By the end of his second school year at Centennial, George had achieved his goal of decreasing the number of restraints to zero and getting all of Centennial's teachers to take the positive reinforcement method seriously, an accomplishment detailed in the 2005 article. Some teachers unwilling to change left the school, but those who stayed learned to address their students and one another with a new attitude. Today, teachers say, "I really like how you did that" when a student behaves properly, and teachers make sure students feel valued by telling them, "We care about you and your future," Miller says. If students behave aggressively, teachers do not restrain them. Instead they make every effort to calm students, reminding them of their strengths as individuals, not their misbehavior. In the rare case of an emergency when a student continues behaving aggressively and that student's disability does not prevent him from understanding right from wrong, teachers reserve the right to involve local authorities. And the teachers' consistency is working.
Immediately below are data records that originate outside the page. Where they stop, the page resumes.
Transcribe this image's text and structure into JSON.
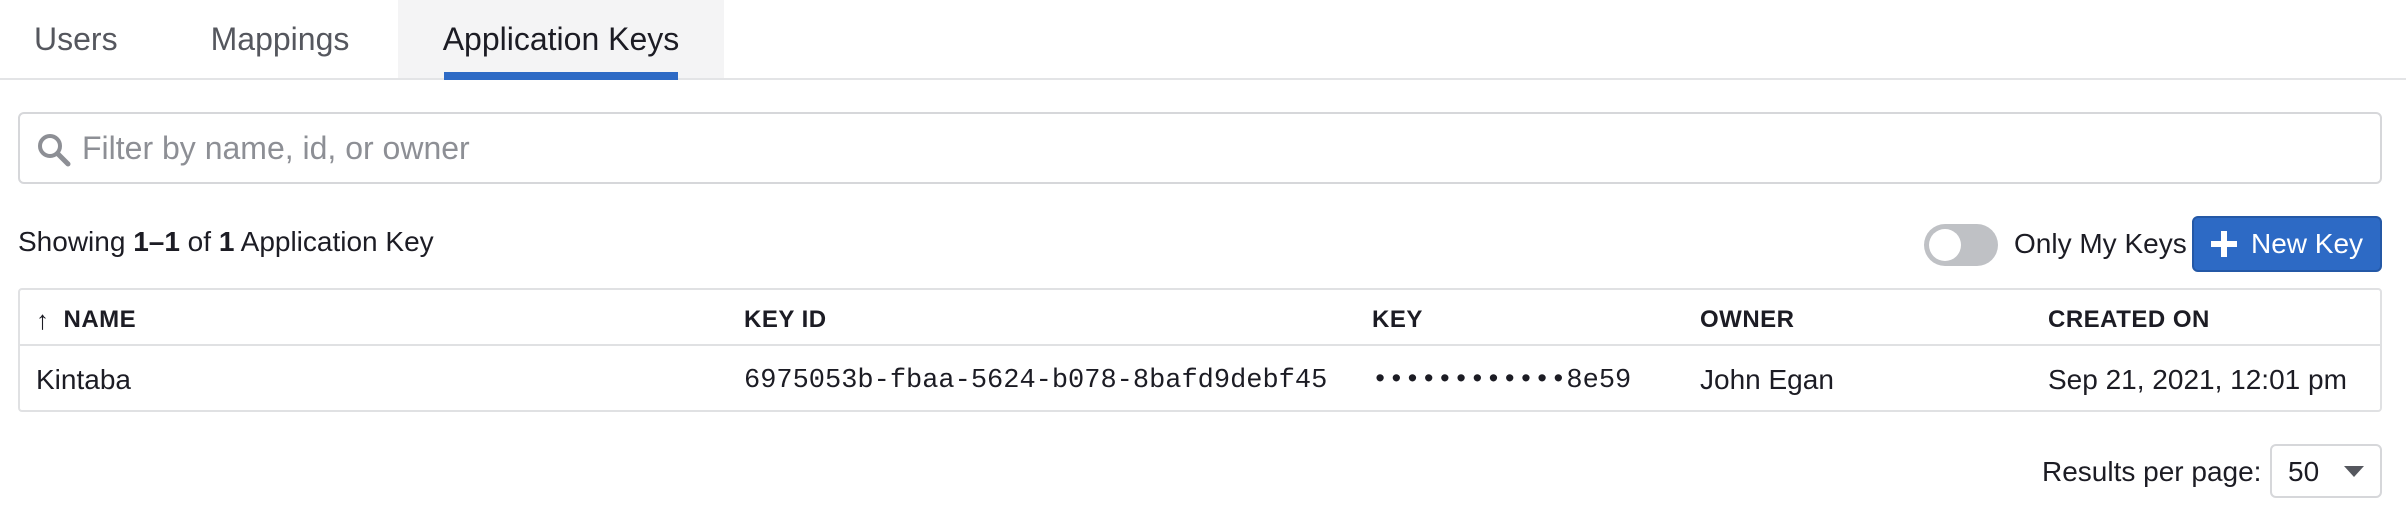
{
  "tabs": [
    {
      "label": "Users"
    },
    {
      "label": "Mappings"
    },
    {
      "label": "Application Keys",
      "active": true
    }
  ],
  "search": {
    "placeholder": "Filter by name, id, or owner",
    "icon": "search-icon"
  },
  "summary": {
    "prefix": "Showing ",
    "range": "1–1",
    "of": " of ",
    "total": "1",
    "suffix": " Application Key"
  },
  "toggle": {
    "label": "Only My Keys",
    "on": false
  },
  "new_key_button": {
    "label": "New Key",
    "icon": "plus-icon"
  },
  "table": {
    "columns": [
      "NAME",
      "KEY ID",
      "KEY",
      "OWNER",
      "CREATED ON"
    ],
    "sort": {
      "column": "NAME",
      "direction": "ascending"
    },
    "rows": [
      {
        "name": "Kintaba",
        "key_id": "6975053b-fbaa-5624-b078-8bafd9debf45",
        "key": "••••••••••••8e59",
        "owner": "John Egan",
        "created_on": "Sep 21, 2021, 12:01 pm"
      }
    ]
  },
  "pagination": {
    "label": "Results per page:",
    "value": "50"
  },
  "colors": {
    "accent": "#2d6ac5",
    "border": "#e0e1e3",
    "toggle_off": "#bfc1c5"
  }
}
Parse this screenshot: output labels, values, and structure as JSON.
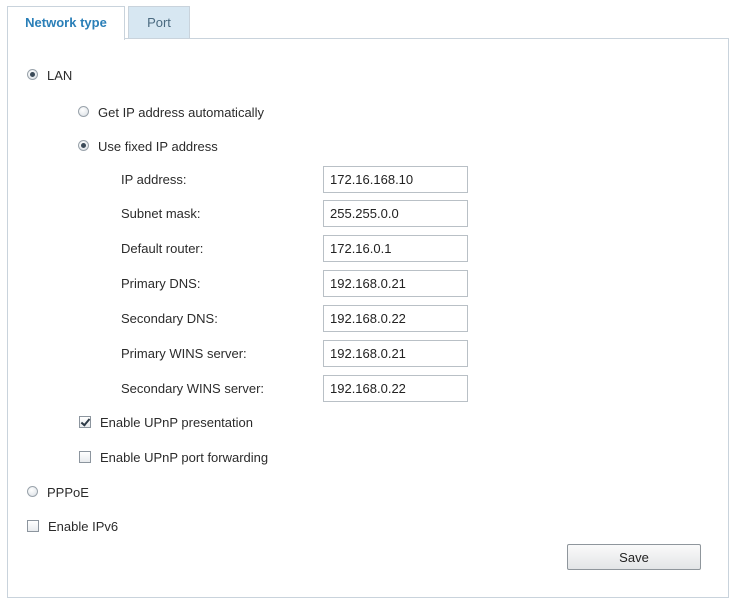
{
  "tabs": [
    {
      "label": "Network type"
    },
    {
      "label": "Port"
    }
  ],
  "network": {
    "lan_label": "LAN",
    "auto_ip_label": "Get IP address automatically",
    "fixed_ip_label": "Use fixed IP address",
    "fields": [
      {
        "label": "IP address:",
        "value": "172.16.168.10"
      },
      {
        "label": "Subnet mask:",
        "value": "255.255.0.0"
      },
      {
        "label": "Default router:",
        "value": "172.16.0.1"
      },
      {
        "label": "Primary DNS:",
        "value": "192.168.0.21"
      },
      {
        "label": "Secondary DNS:",
        "value": "192.168.0.22"
      },
      {
        "label": "Primary WINS server:",
        "value": "192.168.0.21"
      },
      {
        "label": "Secondary WINS server:",
        "value": "192.168.0.22"
      }
    ],
    "upnp_presentation_label": "Enable UPnP presentation",
    "upnp_forwarding_label": "Enable UPnP port forwarding",
    "pppoe_label": "PPPoE",
    "ipv6_label": "Enable IPv6",
    "save_label": "Save"
  }
}
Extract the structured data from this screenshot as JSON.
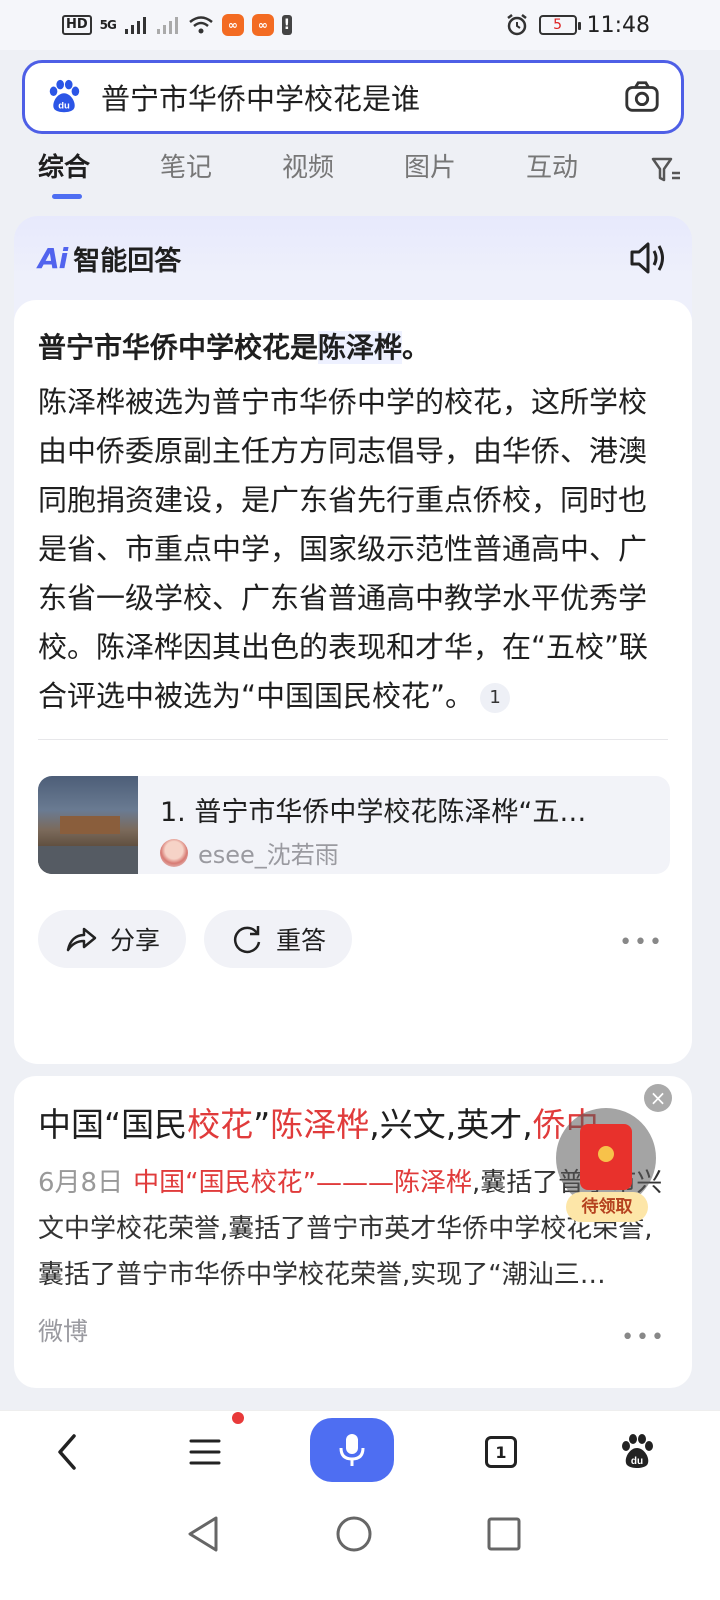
{
  "status_bar": {
    "network": "HD",
    "signal": "5G",
    "battery": "5",
    "time": "11:48"
  },
  "search": {
    "query": "普宁市华侨中学校花是谁"
  },
  "tabs": [
    "综合",
    "笔记",
    "视频",
    "图片",
    "互动"
  ],
  "ai_card": {
    "badge": "Ai",
    "title": "智能回答",
    "answer_title_prefix": "普宁市华侨中学校花是",
    "answer_title_name": "陈泽桦",
    "answer_title_suffix": "。",
    "answer_text": "陈泽桦被选为普宁市华侨中学的校花，这所学校由中侨委原副主任方方同志倡导，由华侨、港澳同胞捐资建设，是广东省先行重点侨校，同时也是省、市重点中学，国家级示范性普通高中、广东省一级学校、广东省普通高中教学水平优秀学校。陈泽桦因其出色的表现和才华，在“五校”联合评选中被选为“中国国民校花”。",
    "citation": "1",
    "source_title": "1. 普宁市华侨中学校花陈泽桦“五…",
    "source_author": "esee_沈若雨",
    "share_label": "分享",
    "regen_label": "重答",
    "more": "•••"
  },
  "result": {
    "title_1": "中国“国民",
    "title_2": "校花",
    "title_3": "”",
    "title_4": "陈泽桦",
    "title_5": ",兴文,英才,",
    "title_6": "侨中",
    "date": "6月8日",
    "snippet_red": "中国“国民校花”———陈泽桦",
    "snippet": ",囊括了普宁市兴文中学校花荣誉,囊括了普宁市英才华侨中学校花荣誉,囊括了普宁市华侨中学校花荣誉,实现了“潮汕三…",
    "source": "微博",
    "more": "•••"
  },
  "float": {
    "label": "待领取",
    "close": "×"
  },
  "toolbar": {
    "tab_count": "1"
  },
  "colors": {
    "accent": "#4e6ef2",
    "highlight": "#e03b3b"
  }
}
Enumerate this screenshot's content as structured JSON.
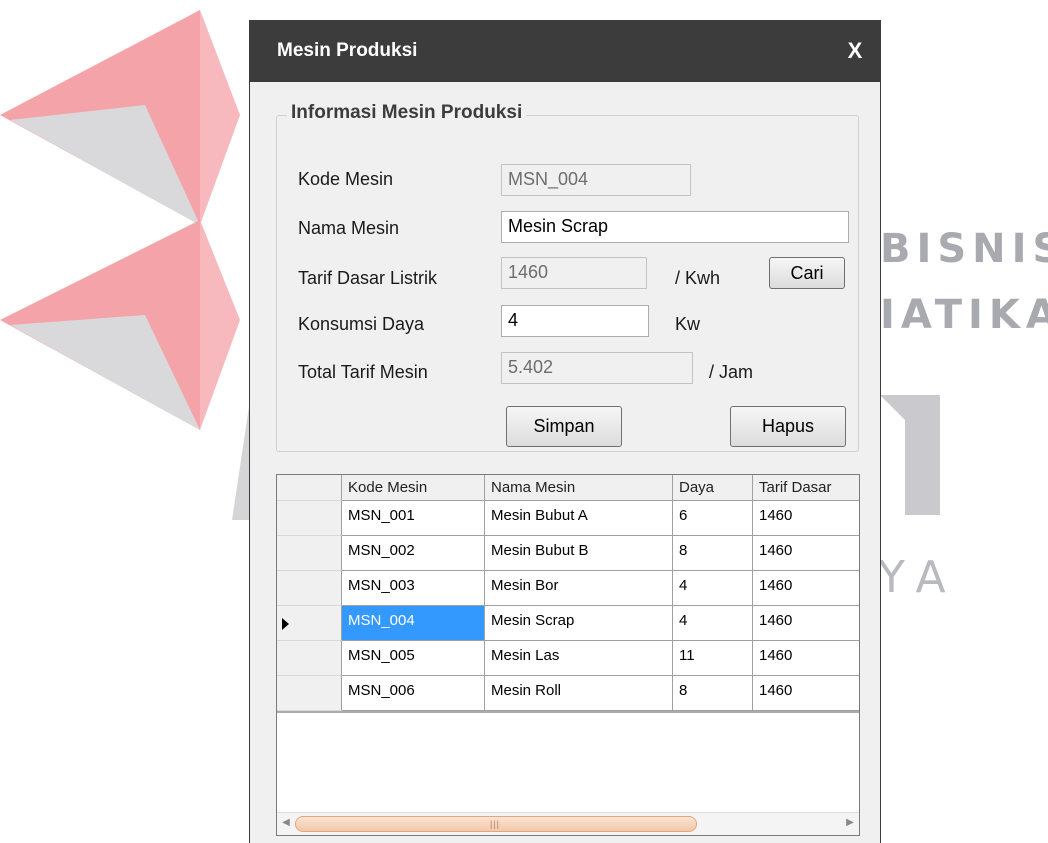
{
  "watermark": {
    "line1": "BISNIS",
    "line2": "IATIKA",
    "line3": "YA"
  },
  "window": {
    "title": "Mesin Produksi",
    "close_label": "X"
  },
  "groupbox": {
    "title": "Informasi Mesin Produksi",
    "kode_mesin": {
      "label": "Kode Mesin",
      "value": "MSN_004"
    },
    "nama_mesin": {
      "label": "Nama Mesin",
      "value": "Mesin Scrap"
    },
    "tarif_dasar": {
      "label": "Tarif Dasar Listrik",
      "value": "1460",
      "unit": "/ Kwh"
    },
    "konsumsi_daya": {
      "label": "Konsumsi Daya",
      "value": "4",
      "unit": "Kw"
    },
    "total_tarif": {
      "label": "Total Tarif Mesin",
      "value": "5.402",
      "unit": "/ Jam"
    },
    "cari_label": "Cari",
    "simpan_label": "Simpan",
    "hapus_label": "Hapus"
  },
  "grid": {
    "columns": [
      "Kode Mesin",
      "Nama Mesin",
      "Daya",
      "Tarif Dasar"
    ],
    "rows": [
      [
        "MSN_001",
        "Mesin Bubut A",
        "6",
        "1460"
      ],
      [
        "MSN_002",
        "Mesin Bubut B",
        "8",
        "1460"
      ],
      [
        "MSN_003",
        "Mesin Bor",
        "4",
        "1460"
      ],
      [
        "MSN_004",
        "Mesin Scrap",
        "4",
        "1460"
      ],
      [
        "MSN_005",
        "Mesin Las",
        "11",
        "1460"
      ],
      [
        "MSN_006",
        "Mesin Roll",
        "8",
        "1460"
      ]
    ],
    "selected_row": 3
  },
  "colors": {
    "titlebar": "#3c3c3c",
    "selection": "#3399ff",
    "scroll_thumb": "#f2c7a8"
  }
}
The number of student suspensions has decreased by half compared with 10 years ago, George says, and Centennial students' achievement on standardized tests now surpasses the scores posted by many average public school students.
George prides himself on Centennial's success, but he worries that few other schools are willing or able to replicate it. Many of the educators he consults with about Centennial are impressed with the school's achievements but skeptical that they could make the positive method work as well for their kids. "People ask, 'Do you have kids with ...' and list off a host of medical diagnoses, and I tell them, 'Yes, we have kids with all the same conditions your kids have,' " George says. "But the students' conditions don't matter. We treat them all the same, encourage them all the same, teach them at a level where they can be challenged but also achieve all the same because when they walk in the door they are ours. We will work with them, and we will succeed with them, no matter the circumstances."
Clarification added on 07/10/09: The article was expanded to note that since changing to the positive reinforcement system, Centennial School has rarely had to call for police assistance.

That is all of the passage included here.